Prof. Dr. Scheiner sees additional differences in driving styles: “In particular among men – and especially young men – driving can trigger a rush of power and control over the machine. They drive faster and less in line with the rules and regulations, overestimate their abilities more, and, in extreme cases, consider themselves to be above God.” According to the expert from Dortmund, women can also feel the same rush. “But they don’t seem to give in to it nearly as much. They drive more rationally, perhaps partly due to their sense of responsibility. We know that they take far-above-average responsibility for interpersonal matters – such as upbringing, family, care, and private contacts.”

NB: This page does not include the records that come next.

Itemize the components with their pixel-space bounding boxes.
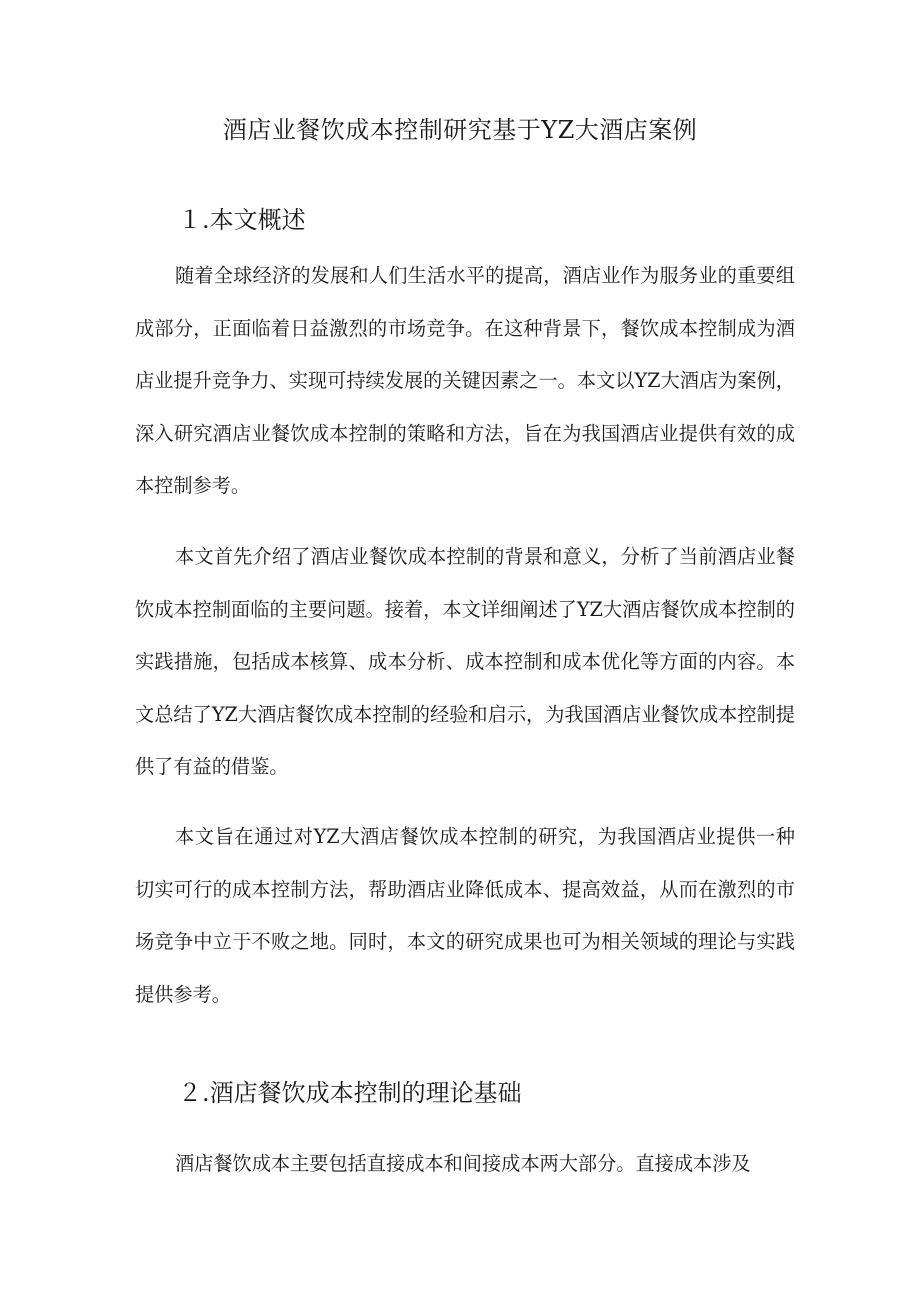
paragraph-3: 本文旨在通过对YZ大酒店餐饮成本控制的研究，为我国酒店业提供一种切实可行的成本控制方法，帮助酒店业降低成本、提高效益，从而在激烈的市场竞争中立于不败之地。同时，本文的研究成果也可为相关领域的理论与实践提供参考。 [135,825,795,1006]
section-heading-1: １.本文概述 [178,206,306,234]
paragraph-1: 随着全球经济的发展和人们生活水平的提高，酒店业作为服务业的重要组成部分，正面临着日益激烈的市场竞争。在这种背景下，餐饮成本控制成为酒店业提升竞争力、实现可持续发展的关键因素之一。本文以YZ大酒店为案例，深入研究酒店业餐饮成本控制的策略和方法，旨在为我国酒店业提供有效的成本控制参考。 [135,264,795,497]
section-heading-2: ２.酒店餐饮成本控制的理论基础 [178,1079,522,1107]
paragraph-4: 酒店餐饮成本主要包括直接成本和间接成本两大部分。直接成本涉及 [175,1152,751,1175]
paragraph-2: 本文首先介绍了酒店业餐饮成本控制的背景和意义，分析了当前酒店业餐饮成本控制面临的主要问题。接着，本文详细阐述了YZ大酒店餐饮成本控制的实践措施，包括成本核算、成本分析、成本控制和成本优化等方面的内容。本文总结了YZ大酒店餐饮成本控制的经验和启示，为我国酒店业餐饮成本控制提供了有益的借鉴。 [135,545,795,778]
document-title: 酒店业餐饮成本控制研究基于YZ大酒店案例 [222,116,698,144]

Prof. Dr. Joachim Scheiner

Among other areas, Prof. Dr. Joachim Scheiner researches the topics “Traffic behavior, everyday mobility, spheres of activity,” and “Social change and traffic.” In the “Gender and mobility” research project, he investigated “Everyday life in the transformation of the gender relationship” with regard to “Activities, routes, transport, and use of time.”

Gender differences can also be seen when it comes to car purchases. However, they cannot be explained by sweeping generalizations. For example, a study by TÜV Nord established: “Men drive luxury class, women compact cars,” as the graduate psychologist Cornelia Nagel succinctly summarizes the results. But, she adds, “that is not necessarily of their own accord. The trend toward a smaller (second) car for a woman could be down to the sharing of roles in couples – or simply due to different financial possibilities.”

Even today, preconceptions persist in the mutual judgment by men and women on the driving skills of the opposite sex. Prof. Dr. Scheiner explains how this comes about: “You have to understand how these preconceptions come into being. The cliché that women cannot park comes from a time when women with driving licences had little opportunity to acquire driving practice. So it was a kind of self-fulfilling prophecy.” How inaccurate that stereotype is today was revealed by two studies. Firstly, British researchers found that the car ends up more in the middle of the parking space when women park – meaning they park more precisely than men. And according to a study that they conducted for a car park operator, students at the Baden-Württemberg Cooperative State University Mannheim found that women park faster than men. They need an average of 17 seconds for a parking maneuver – men need three seconds longer.

This much is clear: Women love cars just as much as men do, but – for various reasons relating to life circumstances – in a different way. And which gender drives better? The real answer to that question is far from the established clichés. But one thing is for sure: cars are not only a boys thing – they are just as much a girls thing!